I just found the above. Sounds cheap to me.


----------



## hclignett (Dec 18, 2006)

weird how the tape is off of it. stolen?


----------



## seahuston (Sep 2, 2005)

No way that bike has been riden, no residue on the bars from electircal tape, or bar tape, too clean. Could be wrong but just be careful


----------



## saccycling (Sep 30, 2004)

I believe a new bike goes for about $3300. It doesn't seem to unreasonable $2500 for a used one. If it was me, I would spend the extra bucks and get a brand new one. I'm not sure how the warranty goes with trek. I think the warranty goes to the original owner. I'm not sure though.


----------



## 99trek5200 (Jan 26, 2007)

The warranty does go with the orginal owner. If I were in the market, and it were my size, I would consider it used.
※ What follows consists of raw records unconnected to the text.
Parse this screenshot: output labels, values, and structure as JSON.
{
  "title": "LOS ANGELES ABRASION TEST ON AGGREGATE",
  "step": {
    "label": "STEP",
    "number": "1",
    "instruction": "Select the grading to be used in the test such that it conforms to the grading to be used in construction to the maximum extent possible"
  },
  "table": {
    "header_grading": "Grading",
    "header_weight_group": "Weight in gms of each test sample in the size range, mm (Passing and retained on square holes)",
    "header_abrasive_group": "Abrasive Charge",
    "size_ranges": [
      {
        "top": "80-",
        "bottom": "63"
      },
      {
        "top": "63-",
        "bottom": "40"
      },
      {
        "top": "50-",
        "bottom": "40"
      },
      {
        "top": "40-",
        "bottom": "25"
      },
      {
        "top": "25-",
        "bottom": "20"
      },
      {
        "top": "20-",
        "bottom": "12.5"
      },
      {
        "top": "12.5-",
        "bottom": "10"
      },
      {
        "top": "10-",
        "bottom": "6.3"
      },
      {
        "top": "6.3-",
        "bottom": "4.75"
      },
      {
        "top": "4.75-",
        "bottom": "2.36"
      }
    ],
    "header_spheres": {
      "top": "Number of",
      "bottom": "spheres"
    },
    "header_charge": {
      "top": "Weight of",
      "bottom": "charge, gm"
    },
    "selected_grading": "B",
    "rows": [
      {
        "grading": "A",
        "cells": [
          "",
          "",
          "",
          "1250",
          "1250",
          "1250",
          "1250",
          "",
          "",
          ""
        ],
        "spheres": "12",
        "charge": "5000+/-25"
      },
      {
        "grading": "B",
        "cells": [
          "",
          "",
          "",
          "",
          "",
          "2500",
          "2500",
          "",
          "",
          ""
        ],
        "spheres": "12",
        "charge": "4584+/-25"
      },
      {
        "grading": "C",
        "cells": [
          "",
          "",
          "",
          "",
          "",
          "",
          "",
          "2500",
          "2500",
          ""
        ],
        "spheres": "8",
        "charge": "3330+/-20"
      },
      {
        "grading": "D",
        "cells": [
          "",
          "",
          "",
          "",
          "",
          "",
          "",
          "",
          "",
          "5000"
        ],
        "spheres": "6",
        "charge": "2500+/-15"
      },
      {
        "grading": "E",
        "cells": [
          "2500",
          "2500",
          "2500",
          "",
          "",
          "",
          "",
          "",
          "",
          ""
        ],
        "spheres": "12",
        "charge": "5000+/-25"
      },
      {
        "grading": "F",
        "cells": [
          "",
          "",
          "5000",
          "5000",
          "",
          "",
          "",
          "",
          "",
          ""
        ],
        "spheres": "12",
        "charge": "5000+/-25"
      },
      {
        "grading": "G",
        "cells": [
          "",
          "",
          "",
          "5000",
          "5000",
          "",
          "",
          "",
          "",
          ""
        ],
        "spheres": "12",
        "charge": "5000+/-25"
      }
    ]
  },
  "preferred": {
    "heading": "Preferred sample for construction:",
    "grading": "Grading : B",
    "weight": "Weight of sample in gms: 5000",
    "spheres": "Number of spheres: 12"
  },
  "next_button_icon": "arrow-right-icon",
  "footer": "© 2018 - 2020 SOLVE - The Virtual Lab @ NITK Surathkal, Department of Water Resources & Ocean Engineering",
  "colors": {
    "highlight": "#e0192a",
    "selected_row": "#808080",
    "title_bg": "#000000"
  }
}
An $800 premium for a warranty is nuts. The odds are strongly against ever needing the warranty.


----------



## saccycling (Sep 30, 2004)

I think its a personel preferance. Used or New. Bikes are like women to me. I would pay a little more premium knowing its never been touched by anybody, except by me.


----------



## Route121 (Nov 29, 2007)

Bike looks fine, however, that being said...... if you are buying a used bike, to my knowledge, the Trek warranty does not go with it. I just don't know if I could spend that kind of money for a bike that could have been crashed then re-painted. If you are like myself, how would you know. For a comparable, I just bought a 2007 5.9 Madone w/full dura ace and discovery channel paint job for $2450 including full Trek warranty. Thats an upgrade in frame, components and full warranty. Look around, its a good time of year to be buying a 07 leftover.


----------



## saccycling (Sep 30, 2004)

Was that madone 5.9 new ? If yes. Where did you buy it at ?


----------



## Route121 (Nov 29, 2007)

Re. the Madone. The bike was lightly used by the bike shop owner. I would consider it a "Demo". He was updating to the 2008. I do know that I was lucky to find a buy like this. Patience and luck! All the other 07 leftovers were 5.2's w/ultegra for $2599 
If I can luck in on a deal like this, so can others.


----------



## unagidon (Jun 16, 2007)

Decent price, but I wouldn't consider it a huge deal. My lbs was going to offer me a 5.2, brand new for $2.8k. So another $300 off a used one doesn't seem hugely fantastic, although still worth considering if that's the bike you're looking for.


----------